EL BUFÓN.- No es mucho exigir de ellos.
LA CONDESA.- Ni demasiado de vos. ¿Me
comprendéis?
EL BUFÓN.- Con muchísimo gusto. Estaré en
la corte aun antes de que lleguen mis
piernas.
LA CONDESA.- Regresad a toda prisa.
(Salen
por diversos lados.)
Escena III
PARÍS.- UN APOSENTO EN EL PALACIO DEL REY.
Entran BELTRÁN, LAFEU y PAROLLES.
LAFEU. - Se dice que pasó la época de los
milagros, y tenemos filósofos que consideran
como acontecimientos ordinarios y corrientes
los fenómenos sobrenaturales e
incomprensibles. De aquí proviene que nos
burlemos de los más admirables prodigios,
atrincherándonos en una ciencia ilusoria,
cuando debíamos ceder humildemente al
miedo de lo desconocido.
PAROLLES.- Es el fenómeno más grande de
estupefacción de nuestros últimos tiempos.
BELTRÁN.- Ciertamente.
LAFEU.- Después de haber sido abandonado
por todos los empíricos...
PAROLLES. -Es lo que yo digo.
LAFEU.- De Galeno y de Paracelso.
PAROLLES.- Es lo que yo digo.
LAFEU.- De todos los hombres más
privilegiados e ilustres.
PAROLLES.- Ciertamente; es lo que yo digo.

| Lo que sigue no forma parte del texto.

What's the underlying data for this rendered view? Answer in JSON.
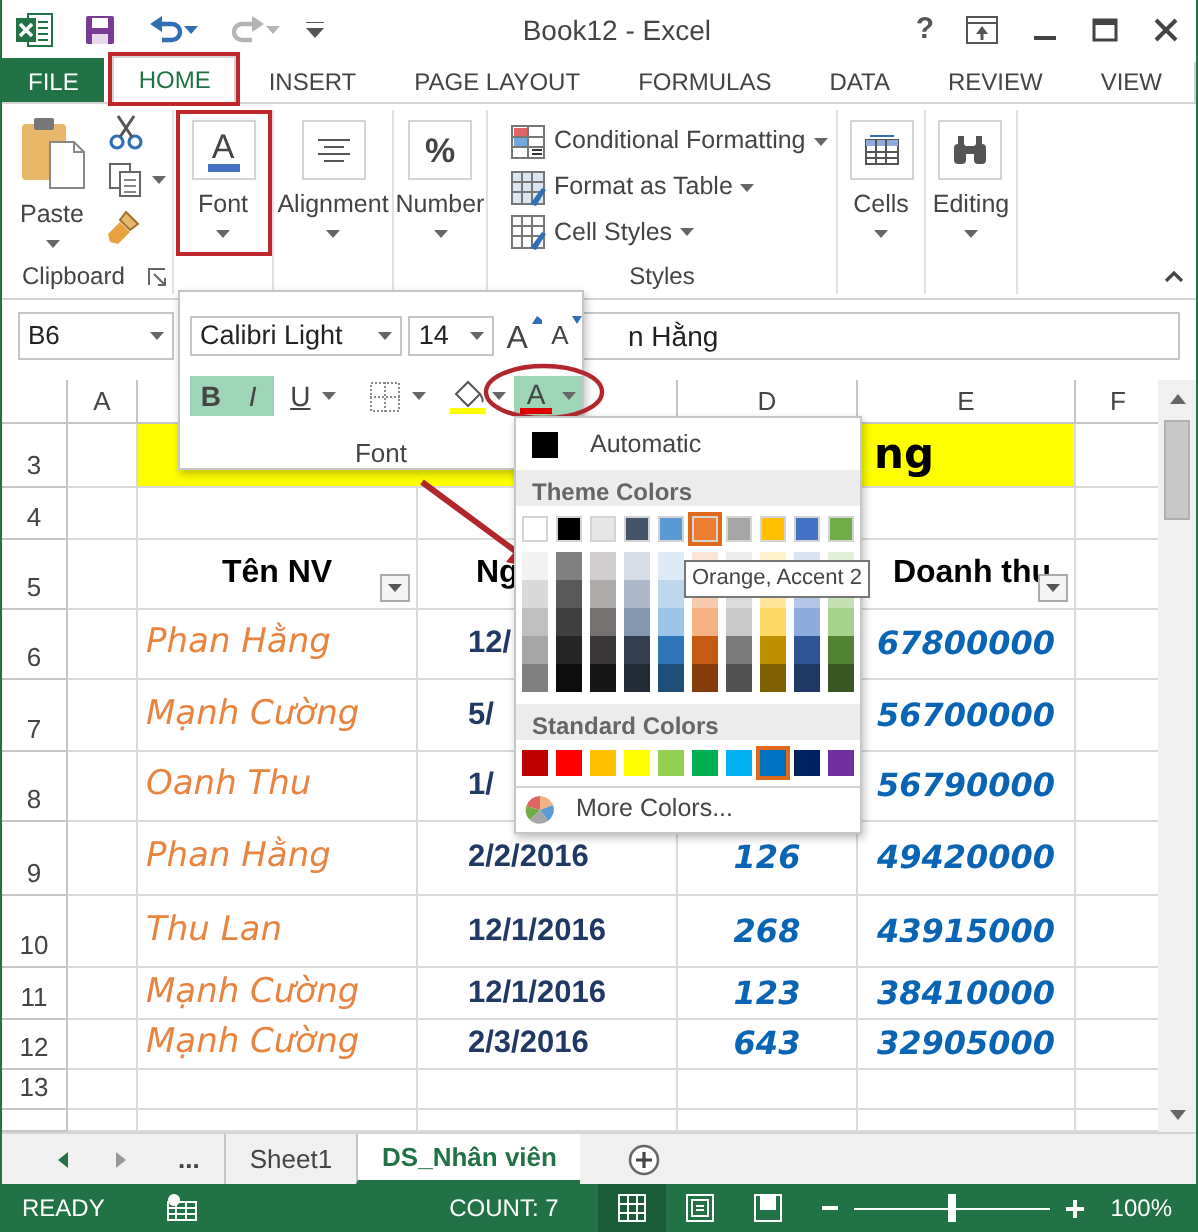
{
  "window": {
    "title": "Book12 - Excel",
    "help": "?"
  },
  "quick_access": [
    {
      "kind": "save",
      "disabled": false
    },
    {
      "kind": "undo",
      "disabled": false
    },
    {
      "kind": "redo",
      "disabled": true
    }
  ],
  "ribbon_tabs": [
    {
      "label": "FILE",
      "kind": "file",
      "selected": false
    },
    {
      "label": "HOME",
      "kind": "tab",
      "selected": true
    },
    {
      "label": "INSERT",
      "kind": "tab",
      "selected": false
    },
    {
      "label": "PAGE LAYOUT",
      "kind": "tab",
      "selected": false
    },
    {
      "label": "FORMULAS",
      "kind": "tab",
      "selected": false
    },
    {
      "label": "DATA",
      "kind": "tab",
      "selected": false
    },
    {
      "label": "REVIEW",
      "kind": "tab",
      "selected": false
    },
    {
      "label": "VIEW",
      "kind": "tab",
      "selected": false
    }
  ],
  "ribbon": {
    "clipboard": {
      "paste": "Paste",
      "label": "Clipboard"
    },
    "groups": [
      {
        "kind": "font",
        "label": "Font",
        "glyph": "A"
      },
      {
        "kind": "alignment",
        "label": "Alignment"
      },
      {
        "kind": "number",
        "label": "Number",
        "glyph": "%"
      }
    ],
    "styles": {
      "items": [
        {
          "kind": "conditional",
          "label": "Conditional Formatting"
        },
        {
          "kind": "table",
          "label": "Format as Table"
        },
        {
          "kind": "cell_styles",
          "label": "Cell Styles"
        }
      ],
      "label": "Styles"
    },
    "groups_right": [
      {
        "kind": "cells",
        "label": "Cells"
      },
      {
        "kind": "editing",
        "label": "Editing"
      }
    ]
  },
  "name_box": "B6",
  "formula_bar": {
    "value": "n Hằng"
  },
  "font_panel": {
    "font_name": "Calibri Light",
    "font_size": "14",
    "grow": "A",
    "shrink": "A",
    "bold": {
      "label": "B",
      "on": true
    },
    "italic": {
      "label": "I",
      "on": true
    },
    "underline": {
      "label": "U",
      "on": false
    },
    "font_color": {
      "label": "A",
      "expanded": true
    },
    "label": "Font"
  },
  "color_menu": {
    "automatic": "Automatic",
    "theme_header": "Theme Colors",
    "theme_colors": [
      {
        "color": "#ffffff",
        "selected": false,
        "shades": [
          {
            "color": "#f2f2f2"
          },
          {
            "color": "#d9d9d9"
          },
          {
            "color": "#bfbfbf"
          },
          {
            "color": "#a6a6a6"
          },
          {
            "color": "#808080"
          }
        ]
      },
      {
        "color": "#000000",
        "selected": false,
        "shades": [
          {
            "color": "#808080"
          },
          {
            "color": "#595959"
          },
          {
            "color": "#404040"
          },
          {
            "color": "#262626"
          },
          {
            "color": "#0d0d0d"
          }
        ]
      },
      {
        "color": "#e7e6e6",
        "selected": false,
        "shades": [
          {
            "color": "#d0cece"
          },
          {
            "color": "#aeabab"
          },
          {
            "color": "#757171"
          },
          {
            "color": "#3a3838"
          },
          {
            "color": "#171616"
          }
        ]
      },
      {
        "color": "#44546a",
        "selected": false,
        "shades": [
          {
            "color": "#d6dce5"
          },
          {
            "color": "#adb9ca"
          },
          {
            "color": "#8497b0"
          },
          {
            "color": "#333f50"
          },
          {
            "color": "#222a35"
          }
        ]
      },
      {
        "color": "#5b9bd5",
        "selected": false,
        "shades": [
          {
            "color": "#deebf7"
          },
          {
            "color": "#bdd7ee"
          },
          {
            "color": "#9dc3e6"
          },
          {
            "color": "#2e75b6"
          },
          {
            "color": "#1f4e79"
          }
        ]
      },
      {
        "color": "#ed7d31",
        "selected": true,
        "shades": [
          {
            "color": "#fbe5d6"
          },
          {
            "color": "#f8cbad"
          },
          {
            "color": "#f4b183"
          },
          {
            "color": "#c55a11"
          },
          {
            "color": "#843c0c"
          }
        ]
      },
      {
        "color": "#a5a5a5",
        "selected": false,
        "shades": [
          {
            "color": "#ededed"
          },
          {
            "color": "#dbdbdb"
          },
          {
            "color": "#c9c9c9"
          },
          {
            "color": "#7b7b7b"
          },
          {
            "color": "#525252"
          }
        ]
      },
      {
        "color": "#ffc000",
        "selected": false,
        "shades": [
          {
            "color": "#fff2cc"
          },
          {
            "color": "#ffe699"
          },
          {
            "color": "#ffd966"
          },
          {
            "color": "#bf9000"
          },
          {
            "color": "#7f6000"
          }
        ]
      },
      {
        "color": "#4472c4",
        "selected": false,
        "shades": [
          {
            "color": "#dae3f3"
          },
          {
            "color": "#b4c7e7"
          },
          {
            "color": "#8faadc"
          },
          {
            "color": "#2f5597"
          },
          {
            "color": "#203864"
          }
        ]
      },
      {
        "color": "#70ad47",
        "selected": false,
        "shades": [
          {
            "color": "#e2f0d9"
          },
          {
            "color": "#c5e0b4"
          },
          {
            "color": "#a9d18e"
          },
          {
            "color": "#548235"
          },
          {
            "color": "#385723"
          }
        ]
      }
    ],
    "standard_header": "Standard Colors",
    "standard_colors": [
      {
        "color": "#c00000",
        "selected": false
      },
      {
        "color": "#ff0000",
        "selected": false
      },
      {
        "color": "#ffc000",
        "selected": false
      },
      {
        "color": "#ffff00",
        "selected": false
      },
      {
        "color": "#92d050",
        "selected": false
      },
      {
        "color": "#00b050",
        "selected": false
      },
      {
        "color": "#00b0f0",
        "selected": false
      },
      {
        "color": "#0070c0",
        "selected": true
      },
      {
        "color": "#002060",
        "selected": false
      },
      {
        "color": "#7030a0",
        "selected": false
      }
    ],
    "more": "More Colors...",
    "tooltip": "Orange, Accent 2"
  },
  "sheet": {
    "columns": [
      {
        "label": "A"
      },
      {},
      {},
      {
        "label": "D"
      },
      {
        "label": "E"
      },
      {
        "label": "F"
      }
    ],
    "rows": [
      {
        "kind": "title",
        "number": "3",
        "title": "ng"
      },
      {
        "kind": "blank",
        "number": "4"
      },
      {
        "kind": "header",
        "number": "5",
        "name": "Tên NV",
        "date": "Ng",
        "revenue": "Doanh thu"
      },
      {
        "kind": "data",
        "number": "6",
        "name": "Phan Hằng",
        "date": "12/",
        "revenue": "67800000"
      },
      {
        "kind": "data",
        "number": "7",
        "name": "Mạnh Cường",
        "date": "5/",
        "revenue": "56700000"
      },
      {
        "kind": "data",
        "number": "8",
        "name": "Oanh Thu",
        "date": "1/",
        "revenue": "56790000"
      },
      {
        "kind": "data",
        "number": "9",
        "name": "Phan Hằng",
        "date": "2/2/2016",
        "qty": "126",
        "revenue": "49420000"
      },
      {
        "kind": "data",
        "number": "10",
        "name": "Thu Lan",
        "date": "12/1/2016",
        "qty": "268",
        "revenue": "43915000"
      },
      {
        "kind": "data",
        "number": "11",
        "name": "Mạnh Cường",
        "date": "12/1/2016",
        "qty": "123",
        "revenue": "38410000"
      },
      {
        "kind": "data",
        "number": "12",
        "name": "Mạnh Cường",
        "date": "2/3/2016",
        "qty": "643",
        "revenue": "32905000"
      },
      {
        "kind": "blank",
        "number": "13"
      },
      {
        "kind": "blank"
      }
    ]
  },
  "sheet_tabs": {
    "more": "...",
    "tabs": [
      {
        "label": "Sheet1",
        "selected": false
      },
      {
        "label": "DS_Nhân viên",
        "selected": true
      }
    ]
  },
  "status_bar": {
    "mode": "READY",
    "count": "COUNT: 7",
    "views": [
      {
        "kind": "normal",
        "selected": true
      },
      {
        "kind": "page_layout",
        "selected": false
      },
      {
        "kind": "page_break",
        "selected": false
      }
    ],
    "zoom": {
      "level": 0.5,
      "reading": "100%"
    }
  }
}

LAFEU.- Que le consideraban como un
hombre incurable...
PAROLLES.- Eso es lo que yo digo.
LAFEU.- A quien nada podía ya salvar...
PAROLLES.- Cabalmente; como un hombre de
quien...
LAFEU.- La vida era incierta y segura la
muerte.
PAROLLES.- Eso mismo; decís bien. Lo que
iba a decir yo.
LAFEU.- Puedo afirmar, sin mentir, que es
verdaderamente cosa nueva en el mundo.
PAROLLES.- Verdaderamente. Si queréis una
demostración del caso, leed... ¿Cómo
llamaríais a esto?
LAFEU.-
La Demostración de un efecto divino
en un actor terrestre
.
PAROLLES.- Es precisamente lo que yo
hubiera dicho; exactamente lo mismo.
LAFEU.- Y el caso es que vuestro delfín no es
más vigoroso; quiero decir bajo el aspecto...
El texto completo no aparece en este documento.